HSC transplantation-associated intestinal thrombotic microangiopathy: clinical pathological features, diagnosis criteria and treatment.
- Author:
Lu-Jia DONG
1
;
Da-He XIE
;
Dao-Pei LU
;
Huan CHEN
;
Zhi-Yong GAO
;
Yu-Hong CHEN
;
Tong WU
;
Wei HAN
;
Xiao-Hui ZHANG
;
Yan-Li ZHAO
Author Information
1. Institute of Hematology, People Hospital, Peking University, Beijing 100044, China. lujialidong@yahoo.com
- Publication Type:Journal Article
- MeSH:
Graft vs Host Disease;
etiology;
Hematopoietic Stem Cell Transplantation;
adverse effects;
Humans;
Intestinal Diseases;
diagnosis;
etiology;
pathology;
Purpura, Thrombotic Thrombocytopenic;
diagnosis;
etiology;
pathology;
Reference Standards;
Retrospective Studies;
Thrombosis;
diagnosis;
etiology;
pathology
- From:
Journal of Experimental Hematology
2006;14(2):327-331
- CountryChina
- Language:Chinese
-
Abstract:
Thrombotic microangiopathy (TMA) is a lethal transplantation-associated complication which exactly likes acute intestinal graft-versus-host disease (GVHD) in the clinical manifestation. 373 consecutive patients with hematological diseases received family HLA matched or mismatched HCT from May, 2002 to July, 2004. To analyse the clinical and pathological characteristics of TMA, 30 patients who suffered from severe diarrhea and received colonoscopic examination and gut biopsy were retrospectively analyzed. The results indicated that 7 patients originally diagnosed as gut GVHD showed the pathological evidence of enteric TMA. The incidence of TMA was 7 out of 30 specimen (23.3%).

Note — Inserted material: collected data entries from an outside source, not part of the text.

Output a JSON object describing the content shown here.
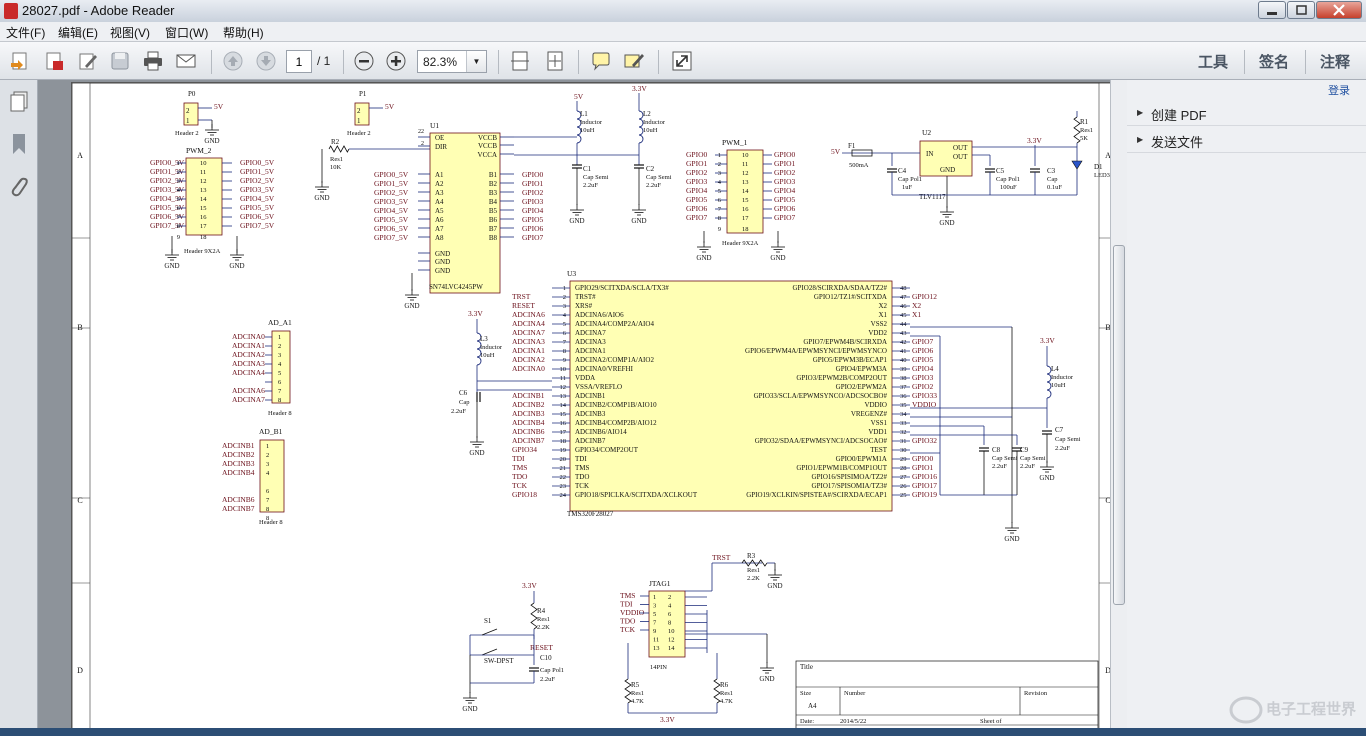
{
  "window": {
    "title": "28027.pdf - Adobe Reader"
  },
  "menu": [
    "文件(F)",
    "编辑(E)",
    "视图(V)",
    "窗口(W)",
    "帮助(H)"
  ],
  "toolbar": {
    "page_current": "1",
    "page_total": "/ 1",
    "zoom": "82.3%",
    "tools_label": "工具",
    "sign_label": "签名",
    "comment_label": "注释"
  },
  "right_panel": {
    "login": "登录",
    "sections": [
      "创建 PDF",
      "发送文件"
    ]
  },
  "schematic": {
    "border_rows": [
      "A",
      "B",
      "C",
      "D"
    ],
    "p0": {
      "ref": "P0",
      "name": "Header 2",
      "net": "5V",
      "gnd": "GND"
    },
    "p1": {
      "ref": "P1",
      "name": "Header 2",
      "net": "5V"
    },
    "pwm2": {
      "ref": "PWM_2",
      "name": "Header 9X2A",
      "left": [
        "GPIO0_5V",
        "GPIO1_5V",
        "GPIO2_5V",
        "GPIO3_5V",
        "GPIO4_5V",
        "GPIO5_5V",
        "GPIO6_5V",
        "GPIO7_5V"
      ],
      "right": [
        "GPIO0_5V",
        "GPIO1_5V",
        "GPIO2_5V",
        "GPIO3_5V",
        "GPIO4_5V",
        "GPIO5_5V",
        "GPIO6_5V",
        "GPIO7_5V"
      ],
      "pins_l": [
        "1",
        "2",
        "3",
        "4",
        "5",
        "6",
        "7",
        "8",
        "9"
      ],
      "pins_r": [
        "10",
        "11",
        "12",
        "13",
        "14",
        "15",
        "16",
        "17",
        "18"
      ]
    },
    "r2": {
      "ref": "R2",
      "type": "Res1",
      "value": "10K"
    },
    "u1": {
      "ref": "U1",
      "part": "SN74LVC4245PW",
      "left_pins": [
        "OE",
        "DIR",
        "A1",
        "A2",
        "A3",
        "A4",
        "A5",
        "A6",
        "A7",
        "A8",
        "GND",
        "GND",
        "GND"
      ],
      "right_pins": [
        "VCCB",
        "VCCB",
        "VCCA",
        "B1",
        "B2",
        "B3",
        "B4",
        "B5",
        "B6",
        "B7",
        "B8"
      ],
      "left_nets": [
        "GPIO0_5V",
        "GPIO1_5V",
        "GPIO2_5V",
        "GPIO3_5V",
        "GPIO4_5V",
        "GPIO5_5V",
        "GPIO6_5V",
        "GPIO7_5V"
      ],
      "right_nets": [
        "GPIO0",
        "GPIO1",
        "GPIO2",
        "GPIO3",
        "GPIO4",
        "GPIO5",
        "GPIO6",
        "GPIO7"
      ]
    },
    "l1": {
      "ref": "L1",
      "type": "Inductor",
      "value": "10uH",
      "net": "5V"
    },
    "l2": {
      "ref": "L2",
      "type": "Inductor",
      "value": "10uH",
      "net": "3.3V"
    },
    "c1": {
      "ref": "C1",
      "type": "Cap Semi",
      "value": "2.2uF"
    },
    "c2": {
      "ref": "C2",
      "type": "Cap Semi",
      "value": "2.2uF"
    },
    "pwm1": {
      "ref": "PWM_1",
      "name": "Header 9X2A",
      "nets": [
        "GPIO0",
        "GPIO1",
        "GPIO2",
        "GPIO3",
        "GPIO4",
        "GPIO5",
        "GPIO6",
        "GPIO7"
      ]
    },
    "power": {
      "f1": "F1",
      "f1_val": "500mA",
      "u2": "U2",
      "u2_part": "TLV1117",
      "c4": "C4",
      "c4_type": "Cap Pol1",
      "c4_val": "1uF",
      "c5": "C5",
      "c5_type": "Cap Pol1",
      "c5_val": "100uF",
      "c3": "C3",
      "c3_type": "Cap",
      "c3_val": "0.1uF",
      "r1": "R1",
      "r1_type": "Res1",
      "r1_val": "5K",
      "d1": "D1",
      "d1_type": "LED3",
      "in": "IN",
      "out": "OUT",
      "gnd": "GND",
      "v5": "5V",
      "v33": "3.3V"
    },
    "u3": {
      "ref": "U3",
      "part": "TMS320F28027",
      "left": [
        "GPIO29/SCITXDA/SCLA/TX3#",
        "TRST#",
        "XRS#",
        "ADCINA6/AIO6",
        "ADCINA4/COMP2A/AIO4",
        "ADCINA7",
        "ADCINA3",
        "ADCINA1",
        "ADCINA2/COMP1A/AIO2",
        "ADCINA0/VREFHI",
        "VDDA",
        "VSSA/VREFLO",
        "ADCINB1",
        "ADCINB2/COMP1B/AIO10",
        "ADCINB3",
        "ADCINB4/COMP2B/AIO12",
        "ADCINB6/AIO14",
        "ADCINB7",
        "GPIO34/COMP2OUT",
        "TDI",
        "TMS",
        "TDO",
        "TCK",
        "GPIO18/SPICLKA/SCITXDA/XCLKOUT"
      ],
      "right": [
        "GPIO28/SCIRXDA/SDAA/TZ2#",
        "GPIO12/TZ1#/SCITXDA",
        "X2",
        "X1",
        "VSS2",
        "VDD2",
        "GPIO7/EPWM4B/SCIRXDA",
        "GPIO6/EPWM4A/EPWMSYNCI/EPWMSYNCO",
        "GPIO5/EPWM3B/ECAP1",
        "GPIO4/EPWM3A",
        "GPIO3/EPWM2B/COMP2OUT",
        "GPIO2/EPWM2A",
        "GPIO33/SCLA/EPWMSYNCO/ADCSOCBO#",
        "VDDIO",
        "VREGENZ#",
        "VSS1",
        "VDD1",
        "GPIO32/SDAA/EPWMSYNCI/ADCSOCAO#",
        "TEST",
        "GPIO0/EPWM1A",
        "GPIO1/EPWM1B/COMP1OUT",
        "GPIO16/SPISIMOA/TZ2#",
        "GPIO17/SPISOMIA/TZ3#",
        "GPIO19/XCLKIN/SPISTEA#/SCIRXDA/ECAP1"
      ],
      "left_nets": [
        "",
        "TRST",
        "RESET",
        "ADCINA6",
        "ADCINA4",
        "ADCINA7",
        "ADCINA3",
        "ADCINA1",
        "ADCINA2",
        "ADCINA0",
        "",
        "",
        "ADCINB1",
        "ADCINB2",
        "ADCINB3",
        "ADCINB4",
        "ADCINB6",
        "ADCINB7",
        "GPIO34",
        "TDI",
        "TMS",
        "TDO",
        "TCK",
        "GPIO18"
      ],
      "right_nets": [
        "",
        "GPIO12",
        "X2",
        "X1",
        "",
        "",
        "GPIO7",
        "GPIO6",
        "GPIO5",
        "GPIO4",
        "GPIO3",
        "GPIO2",
        "GPIO33",
        "VDDIO",
        "",
        "",
        "",
        "GPIO32",
        "",
        "GPIO0",
        "GPIO1",
        "GPIO16",
        "GPIO17",
        "GPIO19"
      ],
      "lpins": [
        "1",
        "2",
        "3",
        "4",
        "5",
        "6",
        "7",
        "8",
        "9",
        "10",
        "11",
        "12",
        "13",
        "14",
        "15",
        "16",
        "17",
        "18",
        "19",
        "20",
        "21",
        "22",
        "23",
        "24"
      ],
      "rpins": [
        "48",
        "47",
        "46",
        "45",
        "44",
        "43",
        "42",
        "41",
        "40",
        "39",
        "38",
        "37",
        "36",
        "35",
        "34",
        "33",
        "32",
        "31",
        "30",
        "29",
        "28",
        "27",
        "26",
        "25"
      ]
    },
    "ad_a1": {
      "ref": "AD_A1",
      "name": "Header 8",
      "nets": [
        "ADCINA0",
        "ADCINA1",
        "ADCINA2",
        "ADCINA3",
        "ADCINA4",
        "",
        "ADCINA6",
        "ADCINA7"
      ]
    },
    "ad_b1": {
      "ref": "AD_B1",
      "name": "Header 8",
      "nets": [
        "ADCINB1",
        "ADCINB2",
        "ADCINB3",
        "ADCINB4",
        "",
        "ADCINB6",
        "ADCINB7"
      ]
    },
    "l3": {
      "ref": "L3",
      "type": "Inductor",
      "value": "10uH",
      "net": "3.3V"
    },
    "c6": {
      "ref": "C6",
      "type": "Cap",
      "value": "2.2uF"
    },
    "l4": {
      "ref": "L4",
      "type": "Inductor",
      "value": "10uH",
      "net": "3.3V"
    },
    "c7": {
      "ref": "C7",
      "type": "Cap Semi",
      "value": "2.2uF"
    },
    "c8": {
      "ref": "C8",
      "type": "Cap Semi",
      "value": "2.2uF"
    },
    "c9": {
      "ref": "C9",
      "type": "Cap Semi",
      "value": "2.2uF"
    },
    "jtag": {
      "ref": "JTAG1",
      "name": "14PIN",
      "nets": [
        "TMS",
        "TDI",
        "VDDIO",
        "TDO",
        "TCK"
      ],
      "trst": "TRST"
    },
    "r3": {
      "ref": "R3",
      "type": "Res1",
      "value": "2.2K"
    },
    "r4": {
      "ref": "R4",
      "type": "Res1",
      "value": "2.2K"
    },
    "r5": {
      "ref": "R5",
      "type": "Res1",
      "value": "4.7K"
    },
    "r6": {
      "ref": "R6",
      "type": "Res1",
      "value": "4.7K"
    },
    "s1": {
      "ref": "S1",
      "name": "SW-DPST",
      "reset": "RESET"
    },
    "c10": {
      "ref": "C10",
      "type": "Cap Pol1",
      "value": "2.2uF"
    },
    "titleblock": {
      "title": "Title",
      "size": "Size",
      "size_val": "A4",
      "number": "Number",
      "revision": "Revision",
      "date": "Date:",
      "date_val": "2014/5/22",
      "sheet": "Sheet   of"
    }
  },
  "watermark": "电子工程世界"
}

Pathological evidence of enteric TMA shown microvascular disorder characterized by thrombus in the capillary without infiltration of lymphocytes and perivascular hemorrhages in the mucosa, swelling and focal denudation of epithelial cells. All patients with TMA were associated with cytomegalovirus (CMV) antigenemia/disease. Among these patients, 4 cases, who only showed TMA without the evidence of gut GVHD pathologically, displayed treatment-resistant bloody diarrhea, renal failure, veno-occlusive disease, hemorrhagic cystitis, hemolytic anemia as well as thrombocytopenia. But the other 3 cases, with co-existence of both TMA and GVHD pathological characteristics had better treatment response. Survival analysis indicated that 3 patients with TMA-GVHD survived for 461 to 536 days but three out of four TMA patients died from VOD with liver failure as well as multiple organ failure during 101 to 254 days after HCT. In conclusion, to better diagnose those patients with severe and refractory diarrhea following HCT, pathological examination may indicate crux evidence to identify intestinal TMA from gut GVHD. Furthermore, this primary report has first evidenced that TMA and TMA-GVHD are two pathologically well-recognized subtypes with the difference between the pathological characteristics, treatment response and clinical outcomes.